Here are some ideas: Go to shul more often than you do now. Attend to a weekly Torah study class. Celebrate Jewish a holiday that you haven't before. Read Jewish books. Visit Israel. The better the relationship you have and the more “Jewish” you are, the more influence there will be. You don't need to be perfect. As long as you are active and growing, you can have a big impact.

(3) Make the Jewish holidays fun: Make it so your kids and grandkids will want to come to visit you for the High Holidays, Passover, Chanukah, etc. If they enjoy coming, they'll come back. Prepare for it and plan for it. Make the holiday rituals fun. Take the grandkids out on your own to give their parents a break. Don't ask them to do too much or complain about their lack of visits – whether right or wrong, they are less likely to want to return. Give your grandkids lots of love and attention. Tell stories from when you grew up. (There are good Jewish story books to use as well.) Get lots of treats. Organize games. If you are not together for the holidays, send them big gift/candy packages.

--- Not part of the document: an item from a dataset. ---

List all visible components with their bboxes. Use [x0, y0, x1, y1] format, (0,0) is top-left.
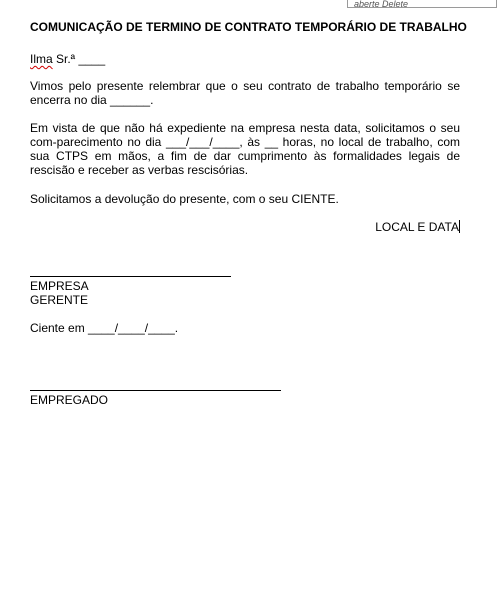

(4) Pay for day school and/or tutor: One of the greatest mistakes we as a community have made is allowing the cost of Jewish education to get so high. Many are working to change that, and scholarships are often available, but the hard reality is that paying for Jewish day school is harder and harder for many families. Without strong motivation, parents are unlikely to make the choices necessary to give their kids a strong Jewish education. As I describe in Raising Kids to Love Being Jewish, a strong Jewish education is key to future Jewish identity. Day school through high school is by far the best choice, and has an excellent success rate at keeping them Jewish. If this is impossible, hire an energetic private tutor. If you can (especially if the parents can't or won't), step in financially to give your grandkids a strong Jewish education.

(5) Take them to Israel: Study after study, and family after family, it is clear that Israel works magic. Will a 10-day birthright trip make up for 12 years of lacking Jewish education? Certainly not, but visiting Israel – as often as possible – gives energy and inspiration to Jewish identity. Make it a priority to take a family trip and hire an inspirational tour guide. (And if possible, pay for it all.) Don't wait till birthright.

(6) Family tree: Build one for them or with them. At some point, they will become interested. Write down the stories. Record them. Show them where they fit into family history – and emphasize the Jewish parts of your past.

(7) Jewish home: Make your home look and feel Jewish. Add in some Jewish art, some Hebrew books, photographs of your trip to Israel, etc. Put mezuzahs on all those doors. Visuals make an impression, and this will help your grandkids feel comfortable with Jewish surroundings.

(8) Jewish values. Teach your grandchildren Jewish values and ideals. Involve them in activities like giving charity, visiting the sick, and hosting guests. Show them how taking responsibility for the world is a Jewish ideal. Shower your grandchildren with praise, and tell them how proud you are, when they act like mentschen.

(9) Talk Jewish, Israel: Make what is happening in Israel and in Jewish communities around the world a subject of conversation. Read about it and talk about it. In doing so, you are showing that Jewish identity is part of daily life – and you are introducing your grandkids to ideas and subjects that may pique their interest. Especially with the anti-Israel groups proliferating on college campuses, it is important that your grandchildren have the confidence to stand up for their own heritage.

(10) Be patient: You are unlikely to see results today, tomorrow, or the next day. That is not the goal. The goal is that as your grandchildren grow up, being Jewish will be important to them. Think long term. You want to have an influence when they make big decisions. So build the relationship and be the best Jewish role model you can be.